It is something the psalmist of Psalm 77 had to make a decision on. We have no idea what he was facing but it had brought him to that dark place:
at night I stretched out untiring hands
and my soul refused to be comforted.
I mused, and my spirit grew faint. (vv. 2-3)
I wonder how many of us could have used those words, "my spirit grew faint", to describe how we felt as the darkness tugged at the corners of our reality and threatened to overwhelm us completely. The psalmist seemed to try to encourage himself with God, "I sought the Lord", "I remembered you":
You kept my eyes from closing;
I was too troubled to speak.
I thought about the former days,
the years of long ago; I remembered my songs in the night. (vv. 4-6)
It sounds good but the psalmist better describes what we was actually doing:
Will he never show his favor again?
Has his unfailing love vanished forever?
Has his promise failed for all time?
Has God forgotten to be merciful?
Has he in anger withheld his compassion?” (vv. 6-9)
The psalmist mentioned it a couple of times, he "mused". There is a difference between musing and trusting. He was dwelling on his problems and remembering things of the past. He was remembering with no real conviction. It was like longing for "the good old days" when things seemed to be easier. He remembered and thought about God but there was no action to it, it produced nothing in him. It would be like looking at old photographs and then closing the album and continuing on with no change to anything. But then the psalmist made a decision that did change things for him:
Then I thought, “To this I will appeal:
the years of the right hand of the Most High.”
I will remember the deeds of the LORD;
yes, I will remember your miracles of long ago.
I will meditate on all your works and consider all your mighty deeds. (vv. 10-12)
Instead of confining himself to musing he decided he would remember and reflect on the character of God and the actions that character provoked in God. It's one thing to acknowledge God's unfailing love but it's another thing entirely to reflect on the actions this provoked in the past and believe it for the present:
Your ways, O God, are holy.
What god is so great as our God?
You are the God who performs miracles;
you display your power among the peoples.
With your mighty arm you redeemed your people, the descendants of Jacob and Joseph. (vv. 13-15)
It is great that we try to encourage ourselves by seeking God but the real difference happens when we remember who it is that we are seeking. So many call out to God with no expectations because they call out to a concept and not the person of God. They do not know who he is. They have no idea what power they are trying to call upon. They seek him with some vague hope, without the confidence of knowing his character and his promises. When we know him we ask with confidence, boldness and expectation. It is one thing to hear that God's love is unfailing but it is another thing to actually swim in it.

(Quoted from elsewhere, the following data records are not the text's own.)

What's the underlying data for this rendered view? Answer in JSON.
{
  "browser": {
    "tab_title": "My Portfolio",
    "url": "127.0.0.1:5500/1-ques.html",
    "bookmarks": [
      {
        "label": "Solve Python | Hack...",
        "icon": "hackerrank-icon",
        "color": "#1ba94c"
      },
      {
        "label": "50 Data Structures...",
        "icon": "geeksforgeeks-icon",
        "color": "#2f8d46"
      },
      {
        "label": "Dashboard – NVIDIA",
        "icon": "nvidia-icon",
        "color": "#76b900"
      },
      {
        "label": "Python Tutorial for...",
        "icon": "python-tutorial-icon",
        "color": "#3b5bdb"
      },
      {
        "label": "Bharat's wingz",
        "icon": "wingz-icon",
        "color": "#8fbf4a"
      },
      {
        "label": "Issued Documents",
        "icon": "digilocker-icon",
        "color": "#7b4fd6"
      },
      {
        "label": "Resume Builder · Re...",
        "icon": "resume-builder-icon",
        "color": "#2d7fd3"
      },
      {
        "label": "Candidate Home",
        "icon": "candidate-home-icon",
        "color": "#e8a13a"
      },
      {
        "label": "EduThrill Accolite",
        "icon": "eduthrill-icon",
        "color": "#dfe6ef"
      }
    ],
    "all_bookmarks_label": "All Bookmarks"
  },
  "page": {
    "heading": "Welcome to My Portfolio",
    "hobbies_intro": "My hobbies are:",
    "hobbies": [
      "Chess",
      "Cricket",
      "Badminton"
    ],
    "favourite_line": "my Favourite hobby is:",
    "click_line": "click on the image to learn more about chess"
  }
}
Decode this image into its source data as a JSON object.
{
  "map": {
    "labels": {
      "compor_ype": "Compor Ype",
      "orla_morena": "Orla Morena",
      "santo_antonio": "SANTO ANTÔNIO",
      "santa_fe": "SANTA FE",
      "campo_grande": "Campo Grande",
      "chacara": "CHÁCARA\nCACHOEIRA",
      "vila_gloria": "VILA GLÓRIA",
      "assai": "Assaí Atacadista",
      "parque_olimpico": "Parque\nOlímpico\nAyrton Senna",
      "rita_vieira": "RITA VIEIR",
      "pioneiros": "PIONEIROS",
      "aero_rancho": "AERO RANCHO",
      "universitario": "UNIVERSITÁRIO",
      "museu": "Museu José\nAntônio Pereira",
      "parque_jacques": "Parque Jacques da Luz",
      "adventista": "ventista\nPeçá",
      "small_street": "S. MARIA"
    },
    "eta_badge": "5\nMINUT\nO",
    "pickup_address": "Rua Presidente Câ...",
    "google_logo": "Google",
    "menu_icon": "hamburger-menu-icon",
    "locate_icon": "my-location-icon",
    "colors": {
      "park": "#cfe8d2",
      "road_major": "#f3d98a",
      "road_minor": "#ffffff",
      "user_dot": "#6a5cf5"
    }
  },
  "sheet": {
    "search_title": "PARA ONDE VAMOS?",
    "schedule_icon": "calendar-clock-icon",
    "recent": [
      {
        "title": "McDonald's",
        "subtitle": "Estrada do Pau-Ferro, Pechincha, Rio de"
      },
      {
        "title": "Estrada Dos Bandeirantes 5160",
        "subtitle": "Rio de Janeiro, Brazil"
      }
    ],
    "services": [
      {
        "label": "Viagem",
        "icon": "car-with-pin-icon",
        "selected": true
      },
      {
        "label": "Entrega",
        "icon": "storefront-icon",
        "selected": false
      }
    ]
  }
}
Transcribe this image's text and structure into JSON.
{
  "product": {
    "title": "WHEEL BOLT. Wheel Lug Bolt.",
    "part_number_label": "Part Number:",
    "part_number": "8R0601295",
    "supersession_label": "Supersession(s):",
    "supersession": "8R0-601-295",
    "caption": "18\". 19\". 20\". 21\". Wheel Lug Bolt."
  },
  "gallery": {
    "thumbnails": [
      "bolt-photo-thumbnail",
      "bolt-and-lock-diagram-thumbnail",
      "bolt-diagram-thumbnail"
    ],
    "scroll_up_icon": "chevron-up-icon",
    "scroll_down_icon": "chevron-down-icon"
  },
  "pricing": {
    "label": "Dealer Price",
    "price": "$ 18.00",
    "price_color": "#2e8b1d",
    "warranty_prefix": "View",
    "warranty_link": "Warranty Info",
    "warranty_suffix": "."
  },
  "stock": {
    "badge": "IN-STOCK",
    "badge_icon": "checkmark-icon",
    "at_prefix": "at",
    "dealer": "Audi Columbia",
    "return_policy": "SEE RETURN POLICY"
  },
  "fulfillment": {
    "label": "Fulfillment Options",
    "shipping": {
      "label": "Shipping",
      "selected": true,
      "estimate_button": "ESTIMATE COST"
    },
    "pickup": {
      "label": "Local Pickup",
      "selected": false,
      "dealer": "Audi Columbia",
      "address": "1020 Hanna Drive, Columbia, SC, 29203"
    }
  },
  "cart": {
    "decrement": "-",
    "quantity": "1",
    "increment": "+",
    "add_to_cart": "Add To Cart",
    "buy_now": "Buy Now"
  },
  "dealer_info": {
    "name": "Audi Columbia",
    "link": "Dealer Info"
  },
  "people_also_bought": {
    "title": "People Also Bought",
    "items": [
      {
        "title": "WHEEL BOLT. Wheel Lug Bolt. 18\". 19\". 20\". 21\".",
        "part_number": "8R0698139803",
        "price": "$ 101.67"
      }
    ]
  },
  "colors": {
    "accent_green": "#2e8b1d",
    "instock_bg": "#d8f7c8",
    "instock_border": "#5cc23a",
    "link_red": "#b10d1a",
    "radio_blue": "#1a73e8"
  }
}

If you are looking to encourage yourself as you walk through that "valley of the shadow of death", start by remember who God is, what he has done, and what he has promised. This alone will bring the light back into your heart and will put your problems in perspective. Don't call out to emptiness but instead reach out for the comforting arms of our Father. Jesus has made it all possible and for God nothing is impossible. Dance, sing, rejoice as you praise our God who has chosen you as his object of affection.